Many hydrocrackers operate in multiple modes, depending on unit configuration, unit flexibility, and seasonal economics. Therefore, if the hydrocracker operates in a distillate mode on gas oil feeds and a naphtha mode on distillate feeds, the needs of both modes impact the amount of heavy feed that can be processed. For instance, if the hydrotreating catalyst has “spare” activity and the unit is going into distillate mode on gas oil feed prior to turnaround, the back-end quality targets can be altered to fully consume the catalyst prior to change-out.

Finally, cycle length targets impact the decision on where the hydrocracker feed back-end quality specifications should be set. Depending on marginal cutpoint and stream routing economics, operating the unit at a different cycle length than the standard two years may be economics.

To adjust the back-end specification on hydrocracker feed, an upstream unit cutpoint must be adjusted or stream routing changed. Therefore, to select the right specification, the alternate routing of these streams or cutpoint material must be included. For instance, if the heavy vacuum gas oil cutpoint is lowered to reduce the contaminant load on the hydrocracker treating catalyst, this cutpoint material will now become fuel oil or coker feed, which impacts refinery economics and operability. Adjusting coker heavy gas oil cutpoint affects not only the fractionator’s performance, but also the coker recycle ratio and throughput.
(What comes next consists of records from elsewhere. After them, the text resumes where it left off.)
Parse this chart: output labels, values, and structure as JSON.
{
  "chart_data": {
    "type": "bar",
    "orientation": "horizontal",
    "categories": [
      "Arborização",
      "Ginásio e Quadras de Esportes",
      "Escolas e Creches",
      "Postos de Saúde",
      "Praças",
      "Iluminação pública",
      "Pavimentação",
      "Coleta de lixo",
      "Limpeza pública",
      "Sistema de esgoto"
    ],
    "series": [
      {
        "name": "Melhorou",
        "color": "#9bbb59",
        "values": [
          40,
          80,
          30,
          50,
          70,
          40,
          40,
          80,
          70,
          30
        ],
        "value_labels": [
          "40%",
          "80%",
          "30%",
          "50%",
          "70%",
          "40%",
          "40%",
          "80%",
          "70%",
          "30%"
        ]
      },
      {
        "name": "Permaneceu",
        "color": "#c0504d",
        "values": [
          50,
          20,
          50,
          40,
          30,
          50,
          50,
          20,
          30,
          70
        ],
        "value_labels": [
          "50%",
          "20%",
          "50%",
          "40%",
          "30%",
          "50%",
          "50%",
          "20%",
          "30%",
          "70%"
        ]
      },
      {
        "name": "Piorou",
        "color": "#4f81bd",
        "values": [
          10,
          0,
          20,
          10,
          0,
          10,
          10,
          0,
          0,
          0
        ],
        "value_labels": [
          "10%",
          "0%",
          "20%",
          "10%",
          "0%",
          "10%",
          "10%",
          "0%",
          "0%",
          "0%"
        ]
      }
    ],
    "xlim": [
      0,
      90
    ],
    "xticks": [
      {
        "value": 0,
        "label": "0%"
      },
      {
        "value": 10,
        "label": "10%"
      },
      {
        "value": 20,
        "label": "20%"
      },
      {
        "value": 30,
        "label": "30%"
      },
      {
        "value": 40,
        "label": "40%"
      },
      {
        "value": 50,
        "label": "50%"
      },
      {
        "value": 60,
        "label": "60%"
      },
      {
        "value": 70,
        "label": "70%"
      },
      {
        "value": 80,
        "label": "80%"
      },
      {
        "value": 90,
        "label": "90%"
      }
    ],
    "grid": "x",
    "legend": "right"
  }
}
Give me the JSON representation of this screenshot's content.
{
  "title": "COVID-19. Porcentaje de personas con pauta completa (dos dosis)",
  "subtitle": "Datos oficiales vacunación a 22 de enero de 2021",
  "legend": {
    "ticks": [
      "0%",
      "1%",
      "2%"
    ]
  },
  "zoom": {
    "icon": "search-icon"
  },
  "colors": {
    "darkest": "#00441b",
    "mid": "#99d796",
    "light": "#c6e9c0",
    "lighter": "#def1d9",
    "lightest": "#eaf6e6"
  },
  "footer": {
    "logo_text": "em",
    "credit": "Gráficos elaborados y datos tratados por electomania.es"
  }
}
Therefore, the hydrocracker backend specifications have to be set in the context of the overall facilities economics and reliable operating targets.
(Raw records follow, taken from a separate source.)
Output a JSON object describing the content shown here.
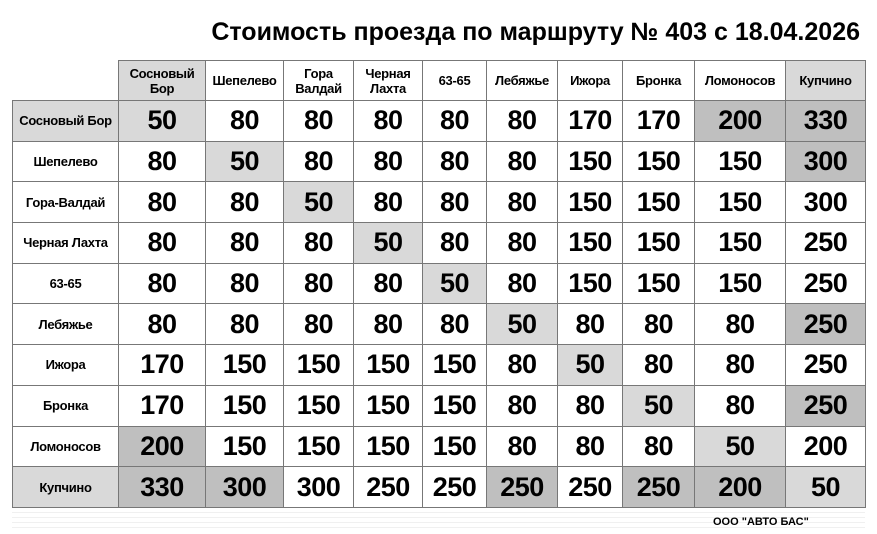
{
  "title": "Стоимость проезда по маршруту № 403 с 18.04.2026",
  "stops": [
    "Сосновый Бор",
    "Шепелево",
    "Гора Валдай",
    "Черная Лахта",
    "63-65",
    "Лебяжье",
    "Ижора",
    "Бронка",
    "Ломоносов",
    "Купчино"
  ],
  "row_labels": [
    "Сосновый Бор",
    "Шепелево",
    "Гора-Валдай",
    "Черная Лахта",
    "63-65",
    "Лебяжье",
    "Ижора",
    "Бронка",
    "Ломоносов",
    "Купчино"
  ],
  "fares": [
    [
      50,
      80,
      80,
      80,
      80,
      80,
      170,
      170,
      200,
      330
    ],
    [
      80,
      50,
      80,
      80,
      80,
      80,
      150,
      150,
      150,
      300
    ],
    [
      80,
      80,
      50,
      80,
      80,
      80,
      150,
      150,
      150,
      300
    ],
    [
      80,
      80,
      80,
      50,
      80,
      80,
      150,
      150,
      150,
      250
    ],
    [
      80,
      80,
      80,
      80,
      50,
      80,
      150,
      150,
      150,
      250
    ],
    [
      80,
      80,
      80,
      80,
      80,
      50,
      80,
      80,
      80,
      250
    ],
    [
      170,
      150,
      150,
      150,
      150,
      80,
      50,
      80,
      80,
      250
    ],
    [
      170,
      150,
      150,
      150,
      150,
      80,
      80,
      50,
      80,
      250
    ],
    [
      200,
      150,
      150,
      150,
      150,
      80,
      80,
      80,
      50,
      200
    ],
    [
      330,
      300,
      300,
      250,
      250,
      250,
      250,
      250,
      200,
      50
    ]
  ],
  "shading": [
    [
      1,
      0,
      0,
      0,
      0,
      0,
      0,
      0,
      2,
      2
    ],
    [
      0,
      1,
      0,
      0,
      0,
      0,
      0,
      0,
      0,
      2
    ],
    [
      0,
      0,
      1,
      0,
      0,
      0,
      0,
      0,
      0,
      0
    ],
    [
      0,
      0,
      0,
      1,
      0,
      0,
      0,
      0,
      0,
      0
    ],
    [
      0,
      0,
      0,
      0,
      1,
      0,
      0,
      0,
      0,
      0
    ],
    [
      0,
      0,
      0,
      0,
      0,
      1,
      0,
      0,
      0,
      2
    ],
    [
      0,
      0,
      0,
      0,
      0,
      0,
      1,
      0,
      0,
      0
    ],
    [
      0,
      0,
      0,
      0,
      0,
      0,
      0,
      1,
      0,
      2
    ],
    [
      2,
      0,
      0,
      0,
      0,
      0,
      0,
      0,
      1,
      0
    ],
    [
      2,
      2,
      0,
      0,
      0,
      2,
      0,
      2,
      2,
      1
    ]
  ],
  "header_shading": [
    1,
    0,
    0,
    0,
    0,
    0,
    0,
    0,
    0,
    1
  ],
  "row_header_shading": [
    1,
    0,
    0,
    0,
    0,
    0,
    0,
    0,
    0,
    1
  ],
  "colors": {
    "light": "#d9d9d9",
    "dark": "#bfbfbf"
  },
  "footer": "ООО \"АВТО БАС\""
}
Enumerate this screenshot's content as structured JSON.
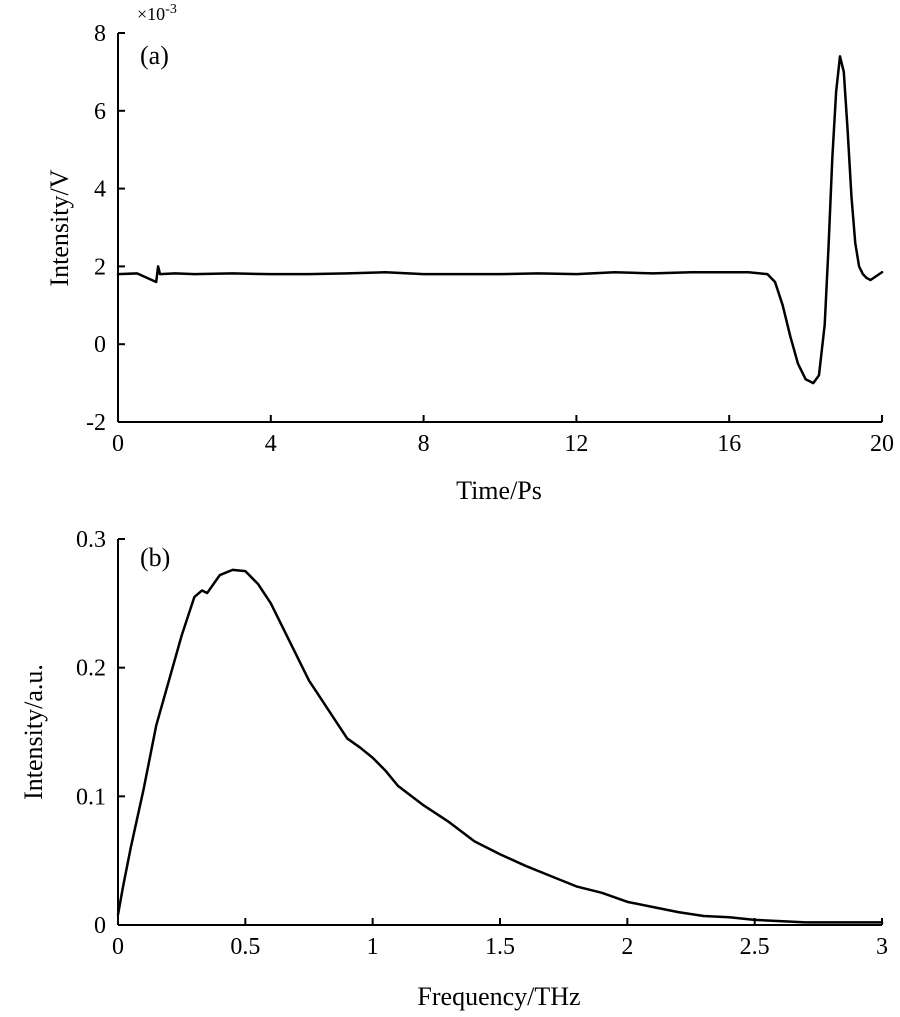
{
  "chart_data": [
    {
      "type": "line",
      "panel_label": "(a)",
      "xlabel": "Time/Ps",
      "ylabel": "Intensity/V",
      "y_multiplier": "×10-3",
      "xlim": [
        0,
        20
      ],
      "ylim": [
        -2,
        8
      ],
      "xticks": [
        "0",
        "4",
        "8",
        "12",
        "16",
        "20"
      ],
      "yticks": [
        "-2",
        "0",
        "2",
        "4",
        "6",
        "8"
      ],
      "grid": false,
      "series": [
        {
          "x": [
            0,
            0.5,
            1.0,
            1.05,
            1.1,
            1.5,
            2,
            3,
            4,
            5,
            6,
            7,
            8,
            9,
            10,
            11,
            12,
            13,
            14,
            15,
            16,
            16.5,
            16.8,
            17.0,
            17.2,
            17.4,
            17.6,
            17.8,
            18.0,
            18.2,
            18.35,
            18.5,
            18.6,
            18.7,
            18.8,
            18.9,
            19.0,
            19.1,
            19.2,
            19.3,
            19.4,
            19.5,
            19.6,
            19.7,
            19.85,
            20.0
          ],
          "y": [
            1.8,
            1.82,
            1.6,
            2.0,
            1.8,
            1.82,
            1.8,
            1.82,
            1.8,
            1.8,
            1.82,
            1.85,
            1.8,
            1.8,
            1.8,
            1.82,
            1.8,
            1.85,
            1.82,
            1.85,
            1.85,
            1.85,
            1.82,
            1.8,
            1.6,
            1.0,
            0.2,
            -0.5,
            -0.9,
            -1.0,
            -0.8,
            0.5,
            2.5,
            4.8,
            6.5,
            7.4,
            7.0,
            5.5,
            3.8,
            2.6,
            2.0,
            1.8,
            1.7,
            1.65,
            1.75,
            1.85
          ]
        }
      ]
    },
    {
      "type": "line",
      "panel_label": "(b)",
      "xlabel": "Frequency/THz",
      "ylabel": "Intensity/a.u.",
      "xlim": [
        0,
        3
      ],
      "ylim": [
        0,
        0.3
      ],
      "xticks": [
        "0",
        "0.5",
        "1",
        "1.5",
        "2",
        "2.5",
        "3"
      ],
      "yticks": [
        "0",
        "0.1",
        "0.2",
        "0.3"
      ],
      "grid": false,
      "series": [
        {
          "x": [
            0,
            0.02,
            0.05,
            0.1,
            0.15,
            0.2,
            0.25,
            0.3,
            0.33,
            0.35,
            0.4,
            0.45,
            0.5,
            0.55,
            0.6,
            0.65,
            0.7,
            0.75,
            0.8,
            0.85,
            0.9,
            0.95,
            1.0,
            1.05,
            1.1,
            1.2,
            1.3,
            1.4,
            1.5,
            1.6,
            1.7,
            1.8,
            1.9,
            2.0,
            2.1,
            2.2,
            2.3,
            2.4,
            2.5,
            2.6,
            2.7,
            2.8,
            2.9,
            3.0
          ],
          "y": [
            0.008,
            0.03,
            0.06,
            0.105,
            0.155,
            0.19,
            0.225,
            0.255,
            0.26,
            0.258,
            0.272,
            0.276,
            0.275,
            0.265,
            0.25,
            0.23,
            0.21,
            0.19,
            0.175,
            0.16,
            0.145,
            0.138,
            0.13,
            0.12,
            0.108,
            0.093,
            0.08,
            0.065,
            0.055,
            0.046,
            0.038,
            0.03,
            0.025,
            0.018,
            0.014,
            0.01,
            0.007,
            0.006,
            0.004,
            0.003,
            0.002,
            0.002,
            0.002,
            0.002
          ]
        }
      ]
    }
  ]
}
As stated by others, the hydrocracker back-end specifications should be set by contaminants, reliable and reproducible distillation points (i.e., 95%) and methods (simulated distillation or D1160), and impact to polynuclear aromatic (PNA) formation. The refiner should monitor not only blended feed qualities, but also individual feed stream qualities. Monitoring only the blended feed can cause critical contaminants or poor fractionation to be masked or hidden. For example, many hydrocracker units monitor Conradson carbon in the last 10% of the distillation on streams to properly understand the Conradson carbon content, as monitoring Conradson carbon on the bulk stream can dilute the content.
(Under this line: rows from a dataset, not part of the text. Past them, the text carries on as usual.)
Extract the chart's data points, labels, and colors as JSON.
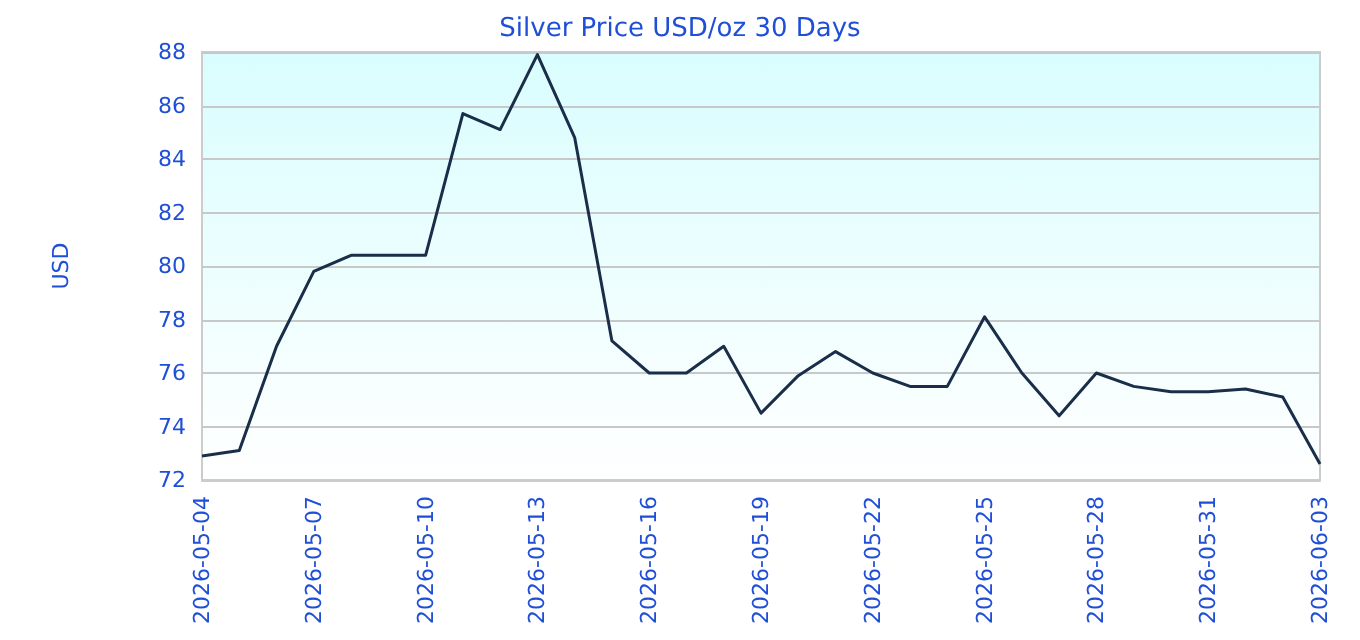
{
  "chart_data": {
    "type": "line",
    "title": "Silver Price USD/oz 30 Days",
    "ylabel": "USD",
    "categories": [
      "2026-05-04",
      null,
      null,
      "2026-05-07",
      null,
      null,
      "2026-05-10",
      null,
      null,
      "2026-05-13",
      null,
      null,
      "2026-05-16",
      null,
      null,
      "2026-05-19",
      null,
      null,
      "2026-05-22",
      null,
      null,
      "2026-05-25",
      null,
      null,
      "2026-05-28",
      null,
      null,
      "2026-05-31",
      null,
      null,
      "2026-06-03"
    ],
    "series": [
      {
        "color": "#1a2e4a",
        "values": [
          72.9,
          73.1,
          77.0,
          79.8,
          80.4,
          80.4,
          80.4,
          85.7,
          85.1,
          87.9,
          84.8,
          77.2,
          76.0,
          76.0,
          77.0,
          74.5,
          75.9,
          76.8,
          76.0,
          75.5,
          75.5,
          78.1,
          76.0,
          74.4,
          76.0,
          75.5,
          75.3,
          75.3,
          75.4,
          75.1,
          72.6
        ]
      }
    ],
    "ylim": [
      72,
      88
    ],
    "yticks": [
      72,
      74,
      76,
      78,
      80,
      82,
      84,
      86,
      88
    ],
    "grid": "y",
    "marker": "none",
    "line_style": "solid"
  }
}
Understanding the distribution of contaminants across the boiling range will influence how the back-end distillation target is set for a given feedstock. The following charts provide some typical examples of how Conradson carbon and vanadium are distributed for different benchmark crudes, based on KBC’s Petro-SIM simulation tool.

 

 

The recommended practice for setting back-end specifications for hydrocracker feed is to use a combination of predictive tools and simulations, such as Linear Program and kinetic model within a process simulator, along with proactive unit monitoring. The tools can help optimize the stream routings and cutpoints to achieve a refinery profitability and operability target, whereas unit monitoring can validate the predicted performance and provide feedback into the analysis, as well as allow for fine tuning of targets against evolving facility and unit limitations. The bottom line is that increasing the back-end distillation of hydrocracker feed will negatively impact the unit operation and cycle length, but the economic benefit must outweigh the penalty. Technical and economic analysis on the specific unit, refinery configuration, and market condition are required to make the proper decision.

 

SUBHASH SINGHAL (Kuwait National Petroleum Company)

The endpoint of the feed is fixed by the cycle length that the refiner intends to achieve. The higher the endpoint, the more coke on catalyst and the more PNA in feed to the second-stage which may result in exchangers fouling up and catalyst deactivating in the second stage. I have seen HCU operating in diesel mode with feed endpoint of 1020°F and cycle length of two years.